Oocyte retrieval (oocyte aspiration) – Performed transvaginally under ultrasound guidance using a fine aspiration needle.
Cryopreservation (vitrification) – Mature oocytes are cryopreserved using rapid cooling with cryoprotectants to prevent ice crystal formation and cellular damage.
Medications and hormonal stimulation
Recombinant FSH (rFSH) and human menopausal gonadotropin (hMG) – Stimulate follicular growth.
GnRH antagonists (cetrorelix, ganirelix) – Suppress premature luteinizing hormone (LH) surges.
hCG or GnRH agonists – Facilitate final oocyte maturation before retrieval.
How many eggs should you freeze?
The probability of achieving a live birth correlates with the number of mature metaphase II (MII) oocytes retrieved. According to ART registries:
Women <35 years: 10–15 MII oocytes per intended pregnancy.

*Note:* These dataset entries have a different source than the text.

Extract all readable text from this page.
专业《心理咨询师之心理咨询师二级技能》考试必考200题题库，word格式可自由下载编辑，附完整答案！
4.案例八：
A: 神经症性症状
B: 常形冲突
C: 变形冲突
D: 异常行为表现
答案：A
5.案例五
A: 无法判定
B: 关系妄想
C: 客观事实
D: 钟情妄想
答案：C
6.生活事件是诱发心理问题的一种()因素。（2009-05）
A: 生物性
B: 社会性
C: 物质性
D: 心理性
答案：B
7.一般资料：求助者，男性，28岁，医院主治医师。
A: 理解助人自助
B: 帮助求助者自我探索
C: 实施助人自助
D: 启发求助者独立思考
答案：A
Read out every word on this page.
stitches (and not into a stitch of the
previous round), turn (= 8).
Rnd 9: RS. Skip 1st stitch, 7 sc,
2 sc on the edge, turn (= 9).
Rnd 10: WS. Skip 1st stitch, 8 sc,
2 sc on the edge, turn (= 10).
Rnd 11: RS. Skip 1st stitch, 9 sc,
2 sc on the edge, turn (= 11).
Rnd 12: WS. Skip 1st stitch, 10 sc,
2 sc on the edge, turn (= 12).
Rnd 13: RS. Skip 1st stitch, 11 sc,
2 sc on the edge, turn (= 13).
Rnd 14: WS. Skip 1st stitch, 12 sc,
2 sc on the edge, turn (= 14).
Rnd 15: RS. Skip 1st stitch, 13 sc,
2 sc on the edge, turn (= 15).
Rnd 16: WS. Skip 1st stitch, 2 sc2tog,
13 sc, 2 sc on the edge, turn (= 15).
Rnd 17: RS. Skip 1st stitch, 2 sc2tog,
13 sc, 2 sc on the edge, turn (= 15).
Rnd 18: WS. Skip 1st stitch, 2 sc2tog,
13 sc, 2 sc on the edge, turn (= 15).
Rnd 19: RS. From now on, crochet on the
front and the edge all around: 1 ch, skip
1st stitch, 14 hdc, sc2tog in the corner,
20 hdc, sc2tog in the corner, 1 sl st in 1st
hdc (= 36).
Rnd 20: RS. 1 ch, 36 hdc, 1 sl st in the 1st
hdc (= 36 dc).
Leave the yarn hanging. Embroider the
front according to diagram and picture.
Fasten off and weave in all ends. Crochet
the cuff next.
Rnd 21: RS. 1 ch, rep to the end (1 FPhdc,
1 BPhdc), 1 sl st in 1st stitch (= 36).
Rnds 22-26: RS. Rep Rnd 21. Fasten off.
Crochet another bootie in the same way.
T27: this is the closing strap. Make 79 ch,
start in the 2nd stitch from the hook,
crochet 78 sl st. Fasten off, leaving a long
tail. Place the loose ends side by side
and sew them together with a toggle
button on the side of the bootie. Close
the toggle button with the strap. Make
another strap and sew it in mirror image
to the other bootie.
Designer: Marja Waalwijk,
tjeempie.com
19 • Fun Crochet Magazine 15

Women 35–40 years: 15–20 MII oocytes per pregnancy.
Women >40 years: A higher number of oocytes is necessary due to reduced implantation potential.
Time commitment and process duration
The egg-freezing process spans approximately 14–21 days, including:
1 week for ovarian assessment and protocol selection.
10–14 days of COH with daily hormone injections.
1-day transvaginal oocyte retrieval.
1–2 days for post-retrieval recovery.
Potential side effects and risks
Although egg freezing is generally safe, possible risks include:
Ovarian hyperstimulation syndrome (OHSS) – A rare but severe condition characterized by fluid accumulation and vascular permeability changes.
Injection site reactions – Mild erythema, bruising, or localized pain.
Hormonal side effects – Temporary mood swings, bloating, and fatigue.
Psychological impact – Emotional stress related to the process and outcomes.
Long-term considerations
Post-thaw survival rates – Vitrification achieves >90% oocyte survival rates.
Storage longevity – Cryopreserved eggs remain viable for decades without significant degradation.
Live birth rates – Depend on maternal age at retrieval, the number of frozen eggs, and embryo implantation conditions.
Success rates – Data indicate a 50–60% success rate per embryo transfer for younger women, decreasing with age.
Conclusion
Egg freezing is a revolutionary fertility preservation method that empowers individuals to take control of their reproductive choices. Understanding the scientific principles, procedural requirements, and long-term implications enhances informed decision-making. If you are considering egg freezing, consulting a reproductive endocrinologist can help determine the best approach based on your ovarian reserve, age, and reproductive goals.